In 2004, 10 days before Candrea was to leave to coach Team USA at the Athens Olympics, Sue Candrea died of a brain aneurysm. She had just retired from her accountant’s job and planned to attend the Olympics and move to Tucson permanently, ending her husband’s 154-mile daily commute.

A memorial service was held for Sue Candrea on a hot July morning at the St. Augustine Cathedral in downtown Tucson. Hundreds of the coach’s current and former players watched as Candrea, wearing dark glasses, entered the church sobbing, assisted by family members holding onto his arms.

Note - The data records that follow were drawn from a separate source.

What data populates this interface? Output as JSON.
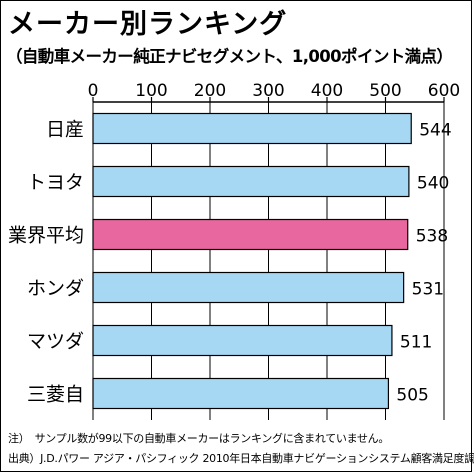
{
  "title": "メーカー別ランキング",
  "subtitle": "（自動車メーカー純正ナビセグメント、1,000ポイント満点）",
  "notes": {
    "note1": "注）　サンプル数が99以下の自動車メーカーはランキングに含まれていません。",
    "note2": "出典）J.D.パワー アジア・パシフィック 2010年日本自動車ナビゲーションシステム顧客満足度調査℠"
  },
  "colors": {
    "bar": "#a6d8f4",
    "highlight": "#e8679f",
    "border": "#000000"
  },
  "chart_data": {
    "type": "bar",
    "orientation": "horizontal",
    "title": "メーカー別ランキング",
    "subtitle": "（自動車メーカー純正ナビセグメント、1,000ポイント満点）",
    "categories": [
      "日産",
      "トヨタ",
      "業界平均",
      "ホンダ",
      "マツダ",
      "三菱自"
    ],
    "values": [
      544,
      540,
      538,
      531,
      511,
      505
    ],
    "highlight_category": "業界平均",
    "xlim": [
      0,
      600
    ],
    "xticks": [
      0,
      100,
      200,
      300,
      400,
      500,
      600
    ],
    "xticks_position": "top",
    "grid": true,
    "xlabel": "",
    "ylabel": ""
  }
}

A few minutes later, Candrea’s No. 1 coaching rival, UCLA’s Sue Enquist, walked down the same aisle, holding a handkerchief to her mouth, weeping, and later embracing her long-time competitor.

It was a class act for a man who defined what class is in his 36 years in Tucson.

Now, as Candrea retires from coaching, it may again prompt a wave of tears. But this time they will be tears of joy and appreciation.

Arizona's players gather around head coach Mike Candrea just before taking the field against Mississippi in Game 2 of the NCAA Super Regional at Hillenbrand Stadium, May 25, 2019.